With all this in mind, I have wondered when it was that AARP would choose to get involved. Their membership is comprised of retired Americans; however, some of those individuals have physical and mental impairments that are disabling and many recognize that based on their age and limitations, becoming disabled as a result of an injury or illness is not an improbable scenario.

Recently, AARP sent a letter to Senators Ron Wyden and Orrin Hatch, respectively the Chairman and Ranking member of the Senate Committee on Finance. Here are two excerpts:

"...the highest priority in the near term is to ensure that SSDI beneficiaries -- most of whom are older Americans -- are not at risk of a 20% benefit cut in the very near future."

"...interest income specified for the DI program is sufficient to support 80 percent of program cost after trust fund depletion in 2016, increasing slightly to 81% of program cost in 2087." CBO maintains similar projections."
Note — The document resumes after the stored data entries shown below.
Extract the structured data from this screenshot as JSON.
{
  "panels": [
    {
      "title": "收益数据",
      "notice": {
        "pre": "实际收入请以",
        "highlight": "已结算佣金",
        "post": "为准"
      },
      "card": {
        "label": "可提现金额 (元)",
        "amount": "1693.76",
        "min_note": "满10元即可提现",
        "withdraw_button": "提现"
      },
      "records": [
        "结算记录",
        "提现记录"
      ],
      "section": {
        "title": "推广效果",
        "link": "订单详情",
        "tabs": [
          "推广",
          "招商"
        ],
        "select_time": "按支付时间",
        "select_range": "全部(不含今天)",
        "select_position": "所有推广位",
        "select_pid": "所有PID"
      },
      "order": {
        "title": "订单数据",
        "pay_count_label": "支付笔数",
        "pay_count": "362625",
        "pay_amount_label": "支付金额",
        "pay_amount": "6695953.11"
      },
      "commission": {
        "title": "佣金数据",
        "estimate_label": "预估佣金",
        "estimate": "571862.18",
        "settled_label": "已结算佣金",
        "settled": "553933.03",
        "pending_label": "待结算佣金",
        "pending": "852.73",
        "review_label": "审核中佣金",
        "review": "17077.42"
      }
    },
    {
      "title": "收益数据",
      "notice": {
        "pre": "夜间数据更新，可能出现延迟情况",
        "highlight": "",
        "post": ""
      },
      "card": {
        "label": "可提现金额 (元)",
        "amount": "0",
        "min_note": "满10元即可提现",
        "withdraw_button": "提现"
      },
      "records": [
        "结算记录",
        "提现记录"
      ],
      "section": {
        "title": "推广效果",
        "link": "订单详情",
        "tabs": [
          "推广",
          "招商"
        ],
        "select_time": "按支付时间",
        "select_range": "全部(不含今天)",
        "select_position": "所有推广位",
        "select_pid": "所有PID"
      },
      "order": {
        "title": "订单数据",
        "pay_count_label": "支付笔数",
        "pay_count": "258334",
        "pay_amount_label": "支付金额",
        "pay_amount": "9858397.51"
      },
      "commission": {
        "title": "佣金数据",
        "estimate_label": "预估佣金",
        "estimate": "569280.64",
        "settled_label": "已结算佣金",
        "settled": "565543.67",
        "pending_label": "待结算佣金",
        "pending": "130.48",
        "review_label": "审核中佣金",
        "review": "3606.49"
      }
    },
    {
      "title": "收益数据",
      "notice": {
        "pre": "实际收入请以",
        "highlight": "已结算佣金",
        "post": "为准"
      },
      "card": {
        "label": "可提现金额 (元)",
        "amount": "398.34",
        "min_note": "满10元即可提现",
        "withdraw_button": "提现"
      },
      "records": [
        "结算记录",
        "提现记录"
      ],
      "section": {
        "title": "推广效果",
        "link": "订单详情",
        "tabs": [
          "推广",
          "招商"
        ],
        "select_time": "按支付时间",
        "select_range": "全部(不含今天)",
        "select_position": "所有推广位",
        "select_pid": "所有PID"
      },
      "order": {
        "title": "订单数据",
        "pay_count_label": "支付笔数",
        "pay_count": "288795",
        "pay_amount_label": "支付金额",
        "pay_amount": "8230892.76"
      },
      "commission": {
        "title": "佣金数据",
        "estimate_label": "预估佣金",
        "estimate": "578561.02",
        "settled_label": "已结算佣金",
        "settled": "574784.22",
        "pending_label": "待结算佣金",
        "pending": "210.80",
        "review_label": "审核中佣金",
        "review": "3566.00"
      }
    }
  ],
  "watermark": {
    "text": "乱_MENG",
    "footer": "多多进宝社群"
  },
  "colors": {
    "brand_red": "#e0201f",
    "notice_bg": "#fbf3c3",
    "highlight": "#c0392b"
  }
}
"Many experts, including the Congressional Budget Office, have estimated the shortfall is largely due to: 1) general population growth, 2) women’s entrance into the labor force and consequent eligibility for SSDI benefits, 3) the increase in the Social Security normal retirement age from 65 to 67, and 4) the aging of the Baby Boom population leading to a higher percentage of older people vulnerable to illness and disability. All of these factors also contribute to other challenges in the SSDI program."

In other words, the Social Security Disability program is facing a shortfall due largely to demographic changes. In addition to the workforce getting wider, America is getting older and grayer. And people, as they get older, tend to have a higher chance of becoming sick or injured. It is a simple fact of life. The program is not facing shortfalls, as the Republicans have falsely impugned, because large numbers of Americans are choosing to pursue disability benefits versus seeking employment.

I don't know what the effect of this letter may be. And I don't what else we may hear from AARP on this issue as we draw nearer to 2016. However, I think certain members of Congress should choose to do what is right and guarantee that Americans who have paid into the system and are now collecting the disability benefits that they have earned continue to receive them in full. I certainly don't recall members of Congress volunteering any cuts in their own extensive package of benefits, which are cadillac-level by anyone's estimation.